No caso dos ribeirinhos aqui apresentados, ao focarem na produção de açaí como principal fonte de renda, sofrem com a sazonalidade, e isso exige definir novas estratégias de geração de renda. Com isso, emerge a capacidade que os indivíduos possuem em diversificarem o seu meio de vida, cria novos processos sociais e econômicos. Sendo, assim, uma forma de construção de oportunidades para que as famílias garantam sua reprodução social. Em campo, algumas estratégias de diversificação estão sendo adotadas por conta da sazonalidade do fruto. Porém, nem todas essas estratégias estão ligadas a atividades agrícolas. Há, portanto, como já citado anteriormente, atividades como a piscicultura, que ainda está em fase de experimentação, mas demonstra que o ribeirinho já está buscando alternativas, através do desenvolvimento de outras atividades, para suprir o período que o açaí está escasso.

Notou-se também, que as atividades de diversificação não estão restritas a práticas agrícolas. Três dos entrevistados atuam em outras áreas: comércio, sorveteria e venda de cosméticos. Em relação ao comércio, o entrevistado E10 já possuía experiência, pois saiu de sua comunidade aos 16 anos de idade e foi morar na cidade de Belém, onde trabalhou em algumas empresas e depois abriu sua própria loja de materiais de construção. Tempos depois decidiu retornar a sua origem. Segundo ele, “eu sou produtor de açaí, eu sou produtor e voltei pra cá por conta de açaí”. Além do trabalho com açaí, decidiu abrir um comércio de produtos diversificados, entre eles a venda de bebidas, alimentos, gasolina e materiais de construção.

O casal entrevistado E11, são dois jovens que trabalham com o açaí, mas atualmente eles possuem uma pequena empresa de fabricação de sorvete. Investiram, buscaram aprender sobre a atividade e compraram os equipamentos necessários, tudo foi adquirido inicialmente com a renda oriunda do açaí. Com o sucesso das vendas, aumentaram a produção e hoje estão abrindo uma sorveteria ao lado da casa, são convidados a participarem de eventos com seus produtos e, além disso, já tem alguns revendedores que repassam o sorvete para as comunidades. Nesse caso específico, notou-se que há uma intensa organização quanto aos

124 negócios desenvolvidos pelo casal, uma vez que a renda do açaí e do sorvete não se mistura, são dois caixas diferentes para cada atividade.

Quanto ao último caso, um entrevistado disse utilizar a venda de cosméticos para complementar a renda com a venda de produtos da AVON, NATURA. Muitos produtos já ficam organizados em sua casa, prontos à venda. Esta atividade é secundária na composição da renda.

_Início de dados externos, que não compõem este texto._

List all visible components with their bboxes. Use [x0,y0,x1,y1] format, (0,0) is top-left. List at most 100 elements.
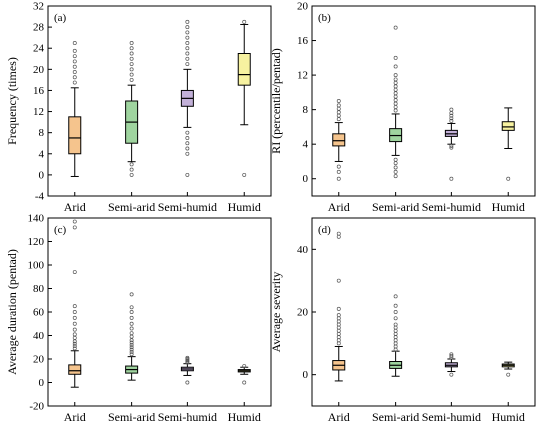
outlier-point [393,165,398,170]
outlier-point [336,338,341,343]
outlier-point [185,30,190,35]
outlier-point [129,77,134,82]
outlier-point [393,87,398,92]
y-tick-label: 0 [39,169,45,181]
y-tick-label: 40 [33,330,45,342]
outlier-point [336,335,341,340]
outlier-point [129,51,134,56]
outlier-point [393,101,398,106]
outlier-point [185,141,190,146]
outlier-point [336,306,341,311]
chart-panel-2: -20 0 20 40 60 80 100 120 140 Average duration (p… [5,213,272,424]
chart-panel-1: 0 4 8 12 16 20 RI (percentile/pentad) (b) Arid Se… [269,1,536,214]
outlier-point [393,108,398,113]
outlier-point [336,176,341,181]
outlier-point [393,316,398,321]
outlier-point [336,234,341,239]
y-tick-label: 8 [303,104,309,116]
y-tick-label: 20 [297,1,309,13]
x-tick-label: Semi-humid [422,410,481,424]
outlier-point [72,219,77,224]
y-tick-label: 40 [297,244,309,256]
outlier-point [129,40,134,45]
outlier-point [72,304,77,309]
outlier-point [393,94,398,99]
outlier-point [129,334,134,339]
box-iqr [237,53,251,86]
outlier-point [449,116,454,121]
x-tick-label: Semi-humid [158,410,217,424]
outlier-point [449,113,454,118]
y-tick-label: 16 [33,85,45,97]
outlier-point [449,176,454,181]
outlier-point [242,172,247,177]
outlier-point [242,19,247,24]
outlier-point [393,91,398,96]
outlier-point [129,305,134,310]
y-tick-label: 12 [297,70,308,82]
outlier-point [129,345,134,350]
y-tick-label: 60 [33,307,45,319]
outlier-point [185,56,190,61]
plot-frame [311,217,536,407]
outlier-point [185,146,190,151]
outlier-point [72,225,77,230]
outlier-point [336,164,341,169]
y-tick-label: 0 [303,173,309,185]
outlier-point [129,292,134,297]
outlier-point [336,113,341,118]
outlier-point [129,315,134,320]
box-iqr [68,364,82,375]
y-tick-label: 8 [39,127,45,139]
outlier-point [336,110,341,115]
outlier-point [185,172,190,177]
outlier-point [72,315,77,320]
y-tick-label: 28 [33,22,45,34]
x-tick-label: Semi-arid [108,200,155,214]
box-2: Semi-humid [422,352,481,424]
plot-frame [47,5,272,197]
outlier-point [393,157,398,162]
outlier-point [393,25,398,30]
outlier-point [449,352,454,357]
outlier-point [185,40,190,45]
x-tick-label: Arid [64,410,86,424]
x-tick-label: Semi-humid [422,200,481,214]
y-tick-label: 24 [33,43,45,55]
box-iqr [68,116,82,155]
outlier-point [72,341,77,346]
outlier-point [185,62,190,67]
box-0: Arid [64,40,86,214]
outlier-point [449,372,454,377]
outlier-point [336,117,341,122]
outlier-point [336,331,341,336]
x-tick-label: Humid [492,200,525,214]
x-tick-label: Semi-arid [372,200,419,214]
outlier-point [393,310,398,314]
panel-label: (c) [54,224,67,236]
outlier-point [129,72,134,77]
box-iqr [332,133,346,147]
outlier-point [185,35,190,40]
y-tick-label: 80 [33,283,45,295]
outlier-point [72,344,77,349]
outlier-point [449,118,454,123]
box-3: Humid [228,364,261,424]
box-2: Semi-humid [422,107,481,214]
x-tick-label: Semi-arid [372,410,419,424]
outlier-point [129,162,134,167]
outlier-point [72,70,77,74]
outlier-point [185,19,190,24]
outlier-point [393,84,398,89]
outlier-point [506,176,511,181]
y-tick-label: 0 [39,377,45,389]
outlier-point [129,56,134,61]
chart-panel-0: -4 0 4 8 12 16 20 24 28 32 Frequency (times) (a) Ari… [5,1,272,214]
outlier-point [72,335,77,340]
outlier-point [336,169,341,174]
outlier-point [72,321,77,326]
outlier-point [72,54,77,59]
y-tick-label: -4 [35,191,45,203]
outlier-point [393,341,398,346]
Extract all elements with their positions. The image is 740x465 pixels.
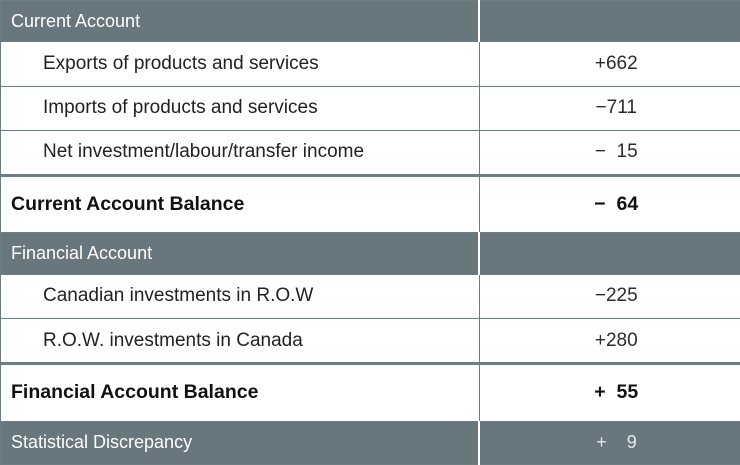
total-row-financial-account-balance: Financial Account Balance + 55: [0, 362, 740, 422]
section-row-current-account: Current Account: [0, 0, 740, 43]
row-label: Imports of products and services: [0, 85, 480, 131]
table-row: Canadian investments in R.O.W −225: [0, 273, 740, 320]
row-label: Exports of products and services: [0, 41, 480, 87]
table-row: Imports of products and services −711: [0, 85, 740, 131]
row-label: Current Account Balance: [0, 174, 480, 234]
row-label: Financial Account Balance: [0, 362, 480, 422]
row-value: −711: [478, 85, 740, 131]
row-value: [478, 232, 740, 275]
row-value: + 9: [478, 420, 740, 465]
row-label: Net investment/labour/transfer income: [0, 129, 480, 177]
row-value: − 15: [478, 129, 740, 177]
section-row-financial-account: Financial Account: [0, 232, 740, 275]
row-value: [478, 0, 740, 43]
table-row: R.O.W. investments in Canada +280: [0, 318, 740, 365]
row-label: Statistical Discrepancy: [0, 420, 480, 465]
row-label: Financial Account: [0, 232, 480, 275]
row-value: −225: [478, 273, 740, 320]
row-value: + 55: [478, 362, 740, 422]
row-value: +662: [478, 41, 740, 87]
statistical-discrepancy-row: Statistical Discrepancy + 9: [0, 420, 740, 465]
total-row-current-account-balance: Current Account Balance − 64: [0, 174, 740, 234]
table-row: Net investment/labour/transfer income − …: [0, 129, 740, 177]
row-value: +280: [478, 318, 740, 365]
row-label: Canadian investments in R.O.W: [0, 273, 480, 320]
row-label: R.O.W. investments in Canada: [0, 318, 480, 365]
row-value: − 64: [478, 174, 740, 234]
table-row: Exports of products and services +662: [0, 41, 740, 87]
row-label: Current Account: [0, 0, 480, 43]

Ellis (2000) sugere que a diversificação dos meios de vida seja uma contribuição decisiva ao desenvolvimento rural em vários níveis. Primeiro, porque ocorre melhor a distribuição de renda e segundo, tem-se maior segurança devido a instabilidade do mercado, da variação constante de preços e dos próprios fatores naturais.

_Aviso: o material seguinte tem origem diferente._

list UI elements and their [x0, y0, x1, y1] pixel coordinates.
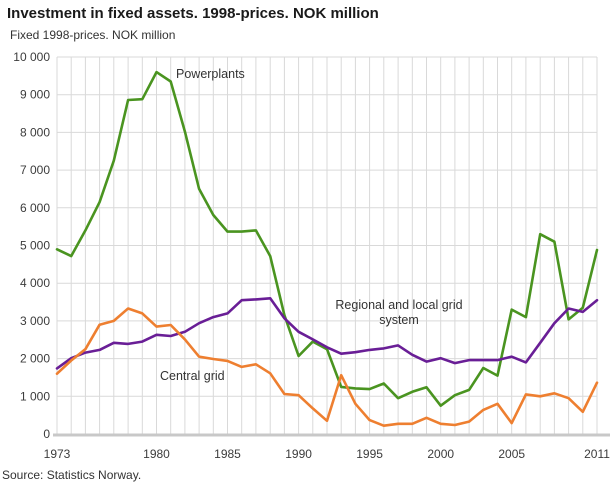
svg-text:3 000: 3 000	[20, 314, 50, 328]
powerplants-line	[55, 70, 599, 408]
svg-text:8 000: 8 000	[20, 125, 50, 139]
svg-text:10 000: 10 000	[13, 50, 50, 64]
svg-text:2000: 2000	[427, 447, 454, 461]
svg-text:1980: 1980	[143, 447, 170, 461]
chart-subtitle: Fixed 1998-prices. NOK million	[10, 28, 176, 42]
source-text: Source: Statistics Norway.	[2, 468, 142, 482]
svg-text:6 000: 6 000	[20, 201, 50, 215]
svg-text:1995: 1995	[356, 447, 383, 461]
svg-text:5 000: 5 000	[20, 239, 50, 253]
svg-text:2005: 2005	[498, 447, 525, 461]
svg-text:1 000: 1 000	[20, 389, 50, 403]
svg-text:1990: 1990	[285, 447, 312, 461]
svg-text:4 000: 4 000	[20, 276, 50, 290]
svg-text:7 000: 7 000	[20, 163, 50, 177]
gridlines	[56, 56, 598, 434]
powerplants-series-label: Powerplants	[176, 67, 245, 81]
svg-text:2 000: 2 000	[20, 352, 50, 366]
svg-text:2011: 2011	[584, 447, 610, 461]
svg-text:1973: 1973	[44, 447, 71, 461]
svg-text:0: 0	[43, 427, 50, 441]
svg-text:1985: 1985	[214, 447, 241, 461]
regional-grid-series-label: Regional and local grid system	[335, 298, 463, 327]
regional-grid-line	[55, 296, 599, 370]
page-title: Investment in fixed assets. 1998-prices.…	[7, 5, 379, 22]
svg-text:9 000: 9 000	[20, 88, 50, 102]
central-grid-series-label: Central grid	[160, 369, 225, 383]
y-axis-labels: 0 1 000 2 000 3 000 4 000 5 000 6 000 7 000 8 00…	[13, 50, 50, 441]
central-grid-line	[55, 307, 599, 428]
x-axis-labels: 1973 1980 1985 1990 1995 2000 2005 2011	[44, 447, 610, 461]
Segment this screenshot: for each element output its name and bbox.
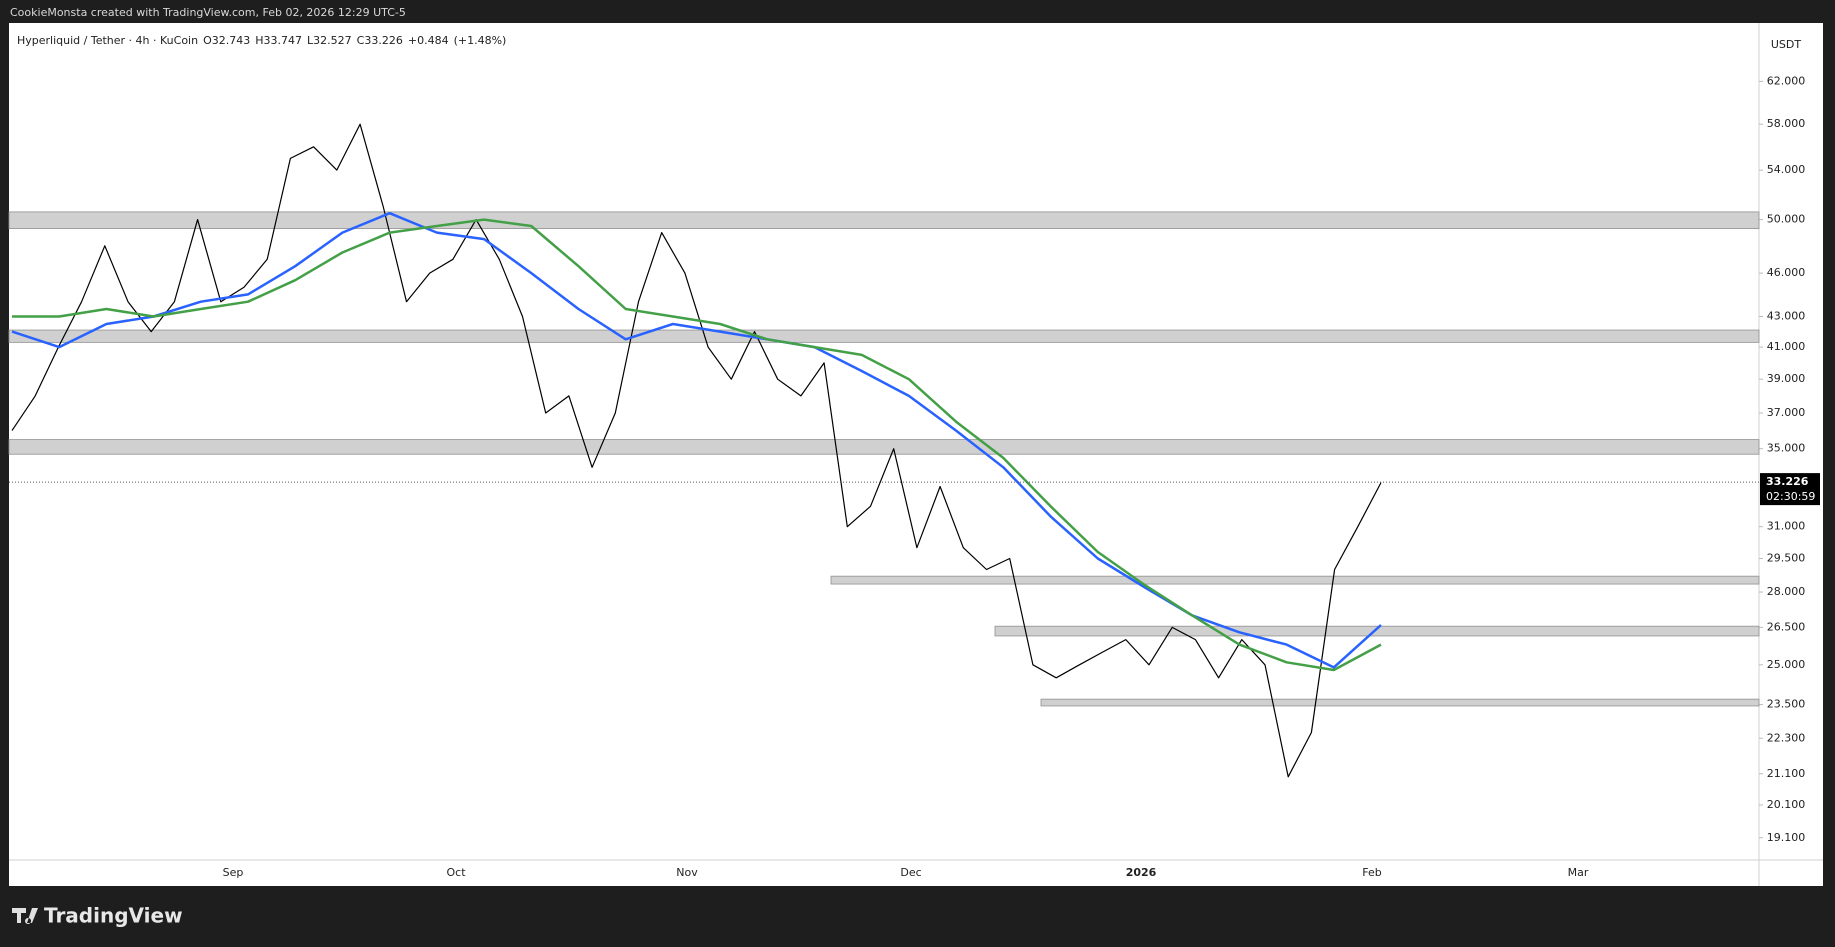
y-tick-label: 58.000 xyxy=(1767,117,1806,130)
brand: TradingView xyxy=(44,904,183,928)
legend-open-label: O xyxy=(203,34,212,47)
x-tick-label: Oct xyxy=(446,866,466,879)
series-line xyxy=(12,218,1382,672)
logo-icon xyxy=(12,908,38,924)
y-tick-label: 19.100 xyxy=(1767,831,1806,844)
x-tick-label: Feb xyxy=(1362,866,1381,879)
legend-change-pct: (+1.48%) xyxy=(454,34,507,47)
currency-label: USDT xyxy=(1771,38,1802,51)
zone xyxy=(8,211,1760,230)
legend-close: 33.226 xyxy=(364,34,403,47)
y-tick-label: 25.000 xyxy=(1767,658,1806,671)
legend-high: 33.747 xyxy=(264,34,303,47)
y-tick-label: 46.000 xyxy=(1767,266,1806,279)
x-tick-label: Mar xyxy=(1568,866,1589,879)
legend-high-label: H xyxy=(255,34,263,47)
y-tick-label: 29.500 xyxy=(1767,552,1806,565)
y-tick-label: 41.000 xyxy=(1767,340,1806,353)
zone xyxy=(830,575,1760,585)
y-tick-label: 37.000 xyxy=(1767,406,1806,419)
legend-change: +0.484 xyxy=(408,34,449,47)
x-tick-label: 2026 xyxy=(1126,866,1157,879)
zone xyxy=(994,625,1760,637)
zone xyxy=(8,329,1760,343)
legend-low: 32.527 xyxy=(313,34,352,47)
y-tick-label: 39.000 xyxy=(1767,372,1806,385)
legend-low-label: L xyxy=(307,34,314,47)
y-tick-label: 21.100 xyxy=(1767,767,1806,780)
legend: Hyperliquid / Tether · 4h · KuCoin O32.74… xyxy=(17,34,506,47)
price-tag-countdown: 02:30:59 xyxy=(1766,490,1815,503)
y-tick-label: 31.000 xyxy=(1767,520,1806,533)
legend-symbol: Hyperliquid / Tether · 4h · KuCoin xyxy=(17,34,198,47)
header-text: CookieMonsta created with TradingView.co… xyxy=(10,6,406,19)
y-tick-label: 35.000 xyxy=(1767,442,1806,455)
y-tick-label: 23.500 xyxy=(1767,698,1806,711)
y-tick-label: 22.300 xyxy=(1767,731,1806,744)
x-tick-label: Sep xyxy=(223,866,244,879)
footer-logo: TradingView xyxy=(12,904,183,928)
series-line xyxy=(11,123,1382,778)
y-tick-label: 20.100 xyxy=(1767,798,1806,811)
zone xyxy=(8,439,1760,455)
x-tick-label: Dec xyxy=(900,866,921,879)
series-line xyxy=(11,211,1382,669)
y-tick-label: 28.000 xyxy=(1767,585,1806,598)
y-tick-label: 43.000 xyxy=(1767,309,1806,322)
y-tick-label: 62.000 xyxy=(1767,74,1806,87)
y-tick-label: 26.500 xyxy=(1767,620,1806,633)
legend-open: 32.743 xyxy=(212,34,251,47)
price-tag xyxy=(1760,473,1820,506)
x-tick-label: Nov xyxy=(676,866,698,879)
price-tag-value: 33.226 xyxy=(1766,475,1809,488)
zone xyxy=(1040,698,1760,707)
y-tick-label: 54.000 xyxy=(1767,163,1806,176)
y-tick-label: 50.000 xyxy=(1767,213,1806,226)
legend-close-label: C xyxy=(357,34,365,47)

Sendo assim, a diversificação da renda se estabelece como uma alternativa capaz de proporcionar meios para elevar o potencial econômico de áreas rurais. No caso da pluriatividade, a conciliação do trabalho agrícola com outra atividade tem engendrado novos sentidos ao trabalho para os ribeirinhos, relacionando com a capacidade de investimento em outras atividades, a busca por conhecimento em outras áreas, autonomia de renda, entre outros.

Deste modo, a diversificação agrícola atua como fonte propulsora de melhores possibilidades de composição da renda familiar, maior diversificação de mercados em que não fica dependente apenas de um produto. No entanto, nesta pesquisa, apenas casos pontuais foram identificados como uma iniciativa de diversificação de renda. Entende-se que o mercado de açaí ainda está condicionando a renda dos ribeirinhos e por isso, a diversificação se torna uma prática emergente.